Democrats say, if you vote for John McCain, you will really be voting for a third Bush term. So, how true is that? Mary Snow is looking at the similarities between the candidate and the president.

Coincidence?

Any attribution to the NYT?

And newspapers aren’t exempt from this charge. Today, the Washington Post published a story about Obama’s not-SOTU last night — a story created by simply reproducing tweets from “media figures.”

No reporting. Just looking stuff up in Twitter and publishing it.

The Washington Post isn’t alone. When New York’s Governor Elliot Spitzer fell from grace, The New York Times wrote a piece solely comprised of comments from various blogs. The story is filled with attributions such as “the anonymous poster wrote…”

While it’s certainly true that much of the blogosphere is about linking, and commenting on previously-published articles from newspapers and other news media, there is original reporting that gets done. Jay Rosen’s 2007 L.A. Times op-ed has a decent list.

The point of all this is not to “prove” one form or medium or model is better than than the other. A free press is important to a democracy — the central point of Starr’s article — and when the State doesn’t have a check and balance in place, corruption ensues. Quite frankly, we need all the media we can get, and while there is certainly a tension that exists between new media and old, the users of these sources of information — the citizenry — are better off. (That said, people certainly need new literacy skills to take advantage of all this new media.)

But this point about the blogosphere being parasitic really sticks at me, and is an unfair charge.

Putting newspapers in a privileged position of “original” while blogs and wikipedia are “parasitic” can only be done by ignoring the realities of the news business today.

Hulu and Boxee Split

In a previous post, I discussed Boxee, a terrific new home media app. Today, Boxee announced that they would no longer provide access to content from Hulu, per Hulu’s request:

two weeks ago Hulu called and told us their content partners were asking them to remove Hulu from boxee. we tried (many times) to plead the case for keeping Hulu on boxee, but on Friday of this week, in good faith, we will be removing it. you can see their blog post about the issues they are facing.

Hulu has more:

Later this week, Hulu’s content will no longer be available through Boxee. While we never had a formal relationship with Boxee, we are under no illusions about the likely Boxee user response from this move. This has weighed heavily on the Hulu team, and we know it will weigh even more so on Boxee users.
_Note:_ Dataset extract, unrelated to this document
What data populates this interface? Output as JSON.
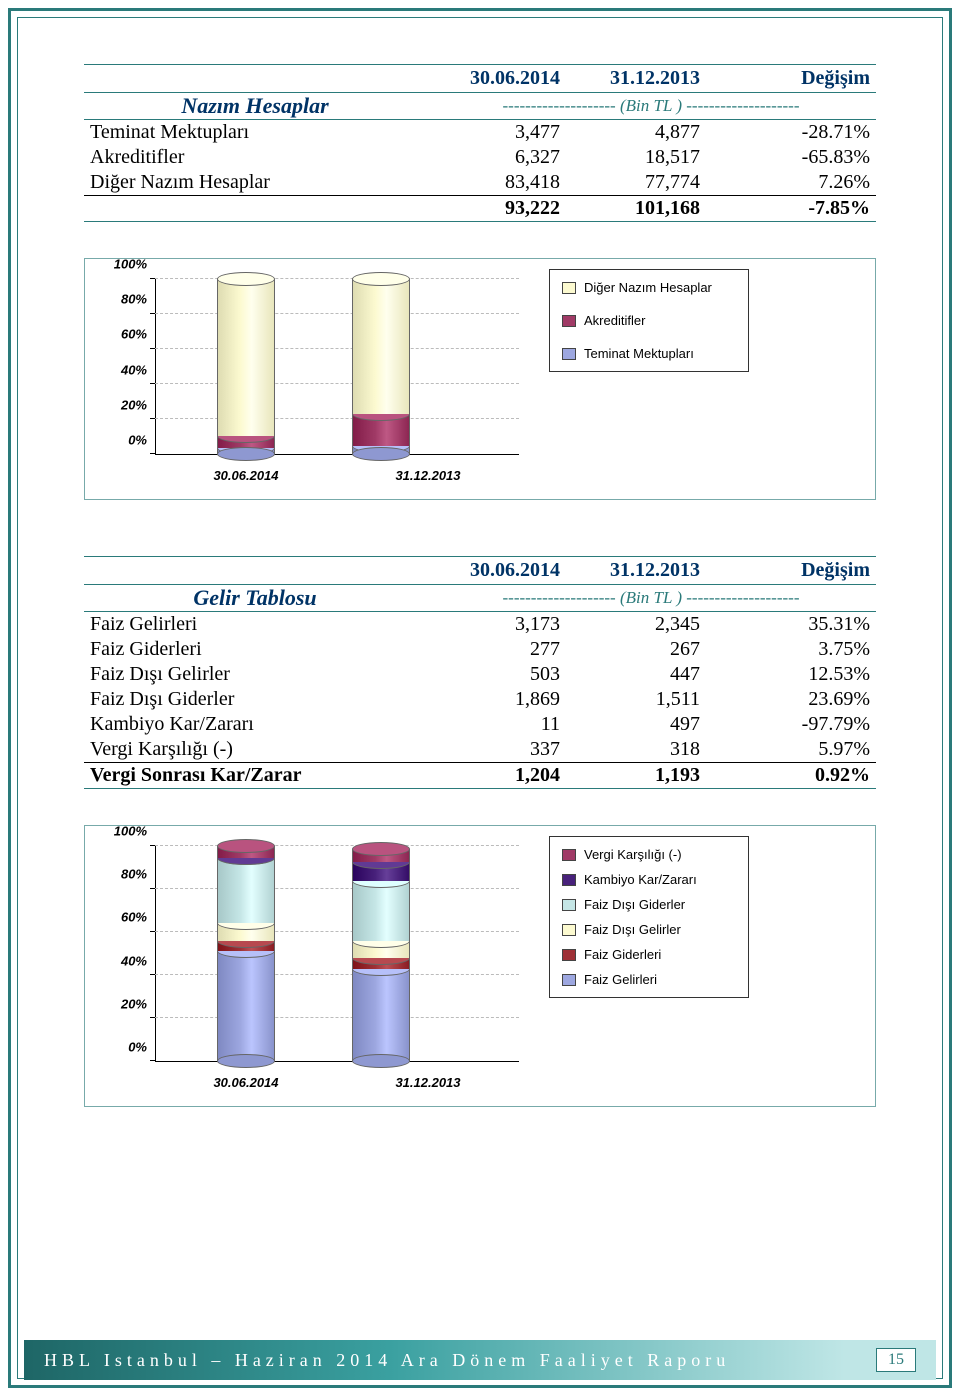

Our content providers requested that we turn off access to our content via the Boxee product, and we are respecting their wishes. While we stubbornly believe in this brave new world of media convergence — bumps and all — we are also steadfast in our belief that the best way to achieve our ambitious, never-ending mission of making media easier for users is to work hand in hand with content owners. Without their content, none of what Hulu does would be possible, including providing you content via Hulu.com and our many distribution partner websites.

I don’t see any reason for this, other than Hulu’s content providers — television networks like NBC and Fox — don’t at all get what new media is all about. I think these groups see Boxee as a replacement for “television,” something that allows people to drop their cable companies and grab content off the web.

Of course, Boxee is that. Exactly that.

But that’s an argument for television networks to remove their content from the web, and not from one particular front-end that provides access. Why is a browser OK, but Boxee not OK?

Doesn’t make sense, other than the people making these decisions just don’t get it.